As revealed by the Leader last week, the Aughnacliffe native formally assumed the role of party chairperson at Labour’s recently held annual conference in Killarney.
The 32-year-old beat off stiff competition from ex-general secretary Ray Kavanagh to become one of the party’s youngest ever chairpersons.
Less than two weeks on, she has already set her sights on continuing that progression by throwing her weight behind next year’s all-important local and European elections.
“I had been in the role (as chair) since June,” she said, following the resignation of Colm Keaveney who last week joined the ranks of Fianna Fáil.
“I suppose I had been known for my own contribution across the party’s membership and was heavily involved in the policy committee which is perhaps why I got a broad basis of support.”
A member of the party since 2002, she has become widely known for her practical approach in dealing with policy issues.
A former student of Moyne Community School and Trinity College, she also holds a Masters in European politics from the College of Europe in Bruges.
“It’s not about getting Labour’s message across,” said the daughter of Brian and Mary when asked about her new role.
“It’s about delivery. My role is to be a contributory voice and deliver on the experience that our members have on policy campaigns while also making sure that our internal values are working.”
Outside of those undertakings, Loraine remains confident the party can make inroads at a local level.
“Our intention is to run candidates in all electoral areas (in Longford),” she revealed, saying people shouldn’t read too much into the fact Labour currently has no county council representation.

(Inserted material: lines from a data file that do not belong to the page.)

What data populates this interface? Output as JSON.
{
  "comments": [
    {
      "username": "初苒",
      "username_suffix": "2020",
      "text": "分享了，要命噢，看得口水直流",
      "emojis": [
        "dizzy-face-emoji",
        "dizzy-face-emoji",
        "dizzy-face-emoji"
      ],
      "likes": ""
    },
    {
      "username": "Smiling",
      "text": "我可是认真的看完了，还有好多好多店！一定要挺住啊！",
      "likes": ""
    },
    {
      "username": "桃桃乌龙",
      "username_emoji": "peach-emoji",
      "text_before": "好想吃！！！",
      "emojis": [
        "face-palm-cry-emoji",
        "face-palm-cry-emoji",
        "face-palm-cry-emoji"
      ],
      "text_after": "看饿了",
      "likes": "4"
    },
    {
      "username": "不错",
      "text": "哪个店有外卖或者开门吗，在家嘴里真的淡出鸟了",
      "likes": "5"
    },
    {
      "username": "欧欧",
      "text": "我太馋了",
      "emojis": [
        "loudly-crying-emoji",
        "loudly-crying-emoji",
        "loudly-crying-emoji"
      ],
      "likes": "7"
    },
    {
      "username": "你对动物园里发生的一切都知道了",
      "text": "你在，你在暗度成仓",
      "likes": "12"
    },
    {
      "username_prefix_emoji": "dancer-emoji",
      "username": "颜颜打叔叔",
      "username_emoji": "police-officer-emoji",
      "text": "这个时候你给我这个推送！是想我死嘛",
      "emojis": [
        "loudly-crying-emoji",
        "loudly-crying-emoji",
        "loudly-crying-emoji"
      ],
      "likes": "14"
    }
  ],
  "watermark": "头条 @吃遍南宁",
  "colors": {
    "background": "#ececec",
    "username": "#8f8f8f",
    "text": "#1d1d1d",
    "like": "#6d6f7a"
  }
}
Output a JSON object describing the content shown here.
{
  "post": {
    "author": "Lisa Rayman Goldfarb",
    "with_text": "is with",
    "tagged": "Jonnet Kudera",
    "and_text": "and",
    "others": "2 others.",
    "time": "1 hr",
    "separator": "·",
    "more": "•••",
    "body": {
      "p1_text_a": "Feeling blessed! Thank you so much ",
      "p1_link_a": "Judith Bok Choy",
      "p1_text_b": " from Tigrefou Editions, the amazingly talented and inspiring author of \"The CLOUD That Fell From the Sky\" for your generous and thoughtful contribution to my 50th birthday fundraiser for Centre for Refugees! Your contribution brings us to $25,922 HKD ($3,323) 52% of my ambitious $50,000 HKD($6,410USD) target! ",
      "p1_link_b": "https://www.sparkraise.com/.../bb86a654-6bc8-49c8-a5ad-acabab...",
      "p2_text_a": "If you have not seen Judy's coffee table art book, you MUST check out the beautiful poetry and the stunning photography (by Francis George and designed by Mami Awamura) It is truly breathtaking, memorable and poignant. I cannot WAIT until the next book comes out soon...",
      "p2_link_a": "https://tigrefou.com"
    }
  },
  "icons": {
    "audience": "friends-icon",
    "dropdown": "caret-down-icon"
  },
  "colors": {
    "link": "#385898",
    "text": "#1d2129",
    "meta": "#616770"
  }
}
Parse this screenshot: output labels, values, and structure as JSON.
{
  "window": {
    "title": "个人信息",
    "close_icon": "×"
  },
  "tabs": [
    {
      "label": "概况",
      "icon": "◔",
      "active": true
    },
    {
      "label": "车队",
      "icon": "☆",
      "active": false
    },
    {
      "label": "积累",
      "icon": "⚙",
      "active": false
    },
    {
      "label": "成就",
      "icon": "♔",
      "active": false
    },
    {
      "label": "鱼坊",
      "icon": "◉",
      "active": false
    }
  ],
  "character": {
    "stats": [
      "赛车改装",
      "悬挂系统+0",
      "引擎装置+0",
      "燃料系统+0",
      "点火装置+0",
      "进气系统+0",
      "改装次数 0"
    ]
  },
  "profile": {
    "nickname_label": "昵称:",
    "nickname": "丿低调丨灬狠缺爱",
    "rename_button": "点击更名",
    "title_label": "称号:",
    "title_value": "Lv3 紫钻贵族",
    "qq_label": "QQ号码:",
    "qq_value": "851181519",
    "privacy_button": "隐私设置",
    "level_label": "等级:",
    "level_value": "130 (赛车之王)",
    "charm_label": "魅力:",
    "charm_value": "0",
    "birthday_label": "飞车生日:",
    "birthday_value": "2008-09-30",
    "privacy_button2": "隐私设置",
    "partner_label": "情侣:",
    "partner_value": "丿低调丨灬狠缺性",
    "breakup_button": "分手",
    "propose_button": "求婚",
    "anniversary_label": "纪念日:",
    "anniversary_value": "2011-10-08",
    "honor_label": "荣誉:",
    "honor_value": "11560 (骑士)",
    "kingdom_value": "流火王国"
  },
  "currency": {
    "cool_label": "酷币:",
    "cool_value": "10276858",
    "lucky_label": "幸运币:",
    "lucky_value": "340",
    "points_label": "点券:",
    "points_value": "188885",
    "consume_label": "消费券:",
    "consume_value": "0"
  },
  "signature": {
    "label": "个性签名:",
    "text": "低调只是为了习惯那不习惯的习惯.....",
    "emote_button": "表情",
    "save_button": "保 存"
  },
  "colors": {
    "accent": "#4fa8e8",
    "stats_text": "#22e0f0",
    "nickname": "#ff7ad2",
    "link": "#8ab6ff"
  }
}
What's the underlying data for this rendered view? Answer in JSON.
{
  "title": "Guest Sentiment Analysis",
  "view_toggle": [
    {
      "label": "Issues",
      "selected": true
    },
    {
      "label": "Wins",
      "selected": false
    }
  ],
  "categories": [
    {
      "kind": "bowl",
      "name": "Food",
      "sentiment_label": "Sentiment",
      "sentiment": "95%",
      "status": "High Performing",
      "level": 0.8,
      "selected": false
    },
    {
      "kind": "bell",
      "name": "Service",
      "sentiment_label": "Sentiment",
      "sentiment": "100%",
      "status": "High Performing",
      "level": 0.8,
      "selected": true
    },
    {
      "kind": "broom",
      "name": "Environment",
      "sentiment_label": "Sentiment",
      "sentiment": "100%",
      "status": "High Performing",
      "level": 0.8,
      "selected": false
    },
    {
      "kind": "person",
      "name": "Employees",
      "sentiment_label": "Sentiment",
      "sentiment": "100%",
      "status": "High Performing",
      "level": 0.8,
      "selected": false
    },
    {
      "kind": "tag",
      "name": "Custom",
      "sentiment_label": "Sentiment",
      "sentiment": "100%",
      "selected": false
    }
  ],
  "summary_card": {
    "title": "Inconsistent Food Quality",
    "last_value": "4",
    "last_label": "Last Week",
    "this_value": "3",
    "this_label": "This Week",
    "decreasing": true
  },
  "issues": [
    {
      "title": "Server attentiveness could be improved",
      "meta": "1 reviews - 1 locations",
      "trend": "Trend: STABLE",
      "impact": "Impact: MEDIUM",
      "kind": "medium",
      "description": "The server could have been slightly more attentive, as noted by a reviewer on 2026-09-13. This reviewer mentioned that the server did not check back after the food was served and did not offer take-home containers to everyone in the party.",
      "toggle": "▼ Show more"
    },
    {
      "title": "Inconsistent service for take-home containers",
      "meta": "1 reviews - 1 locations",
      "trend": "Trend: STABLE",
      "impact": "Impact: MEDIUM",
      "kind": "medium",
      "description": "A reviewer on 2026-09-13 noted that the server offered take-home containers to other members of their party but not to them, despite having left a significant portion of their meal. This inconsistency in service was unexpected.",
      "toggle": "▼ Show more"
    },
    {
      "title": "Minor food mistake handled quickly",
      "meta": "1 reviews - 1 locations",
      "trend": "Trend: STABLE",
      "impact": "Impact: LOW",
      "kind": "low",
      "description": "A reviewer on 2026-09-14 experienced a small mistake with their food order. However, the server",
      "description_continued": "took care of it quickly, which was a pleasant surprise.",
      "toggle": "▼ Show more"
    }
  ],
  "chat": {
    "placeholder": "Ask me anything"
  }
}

“My own experience of growing up and living in Longford is that there are very strong Labour values in place even though people may not vote in that way. Things like strength in community and social solidarity.
“There is a Labour vote there and we would be eager to talk to people who would be interested in representing Labour values in Longford.”
It’s a rallying cry both she and Labour hope will pave the way to further gains when voters go to the polls next June.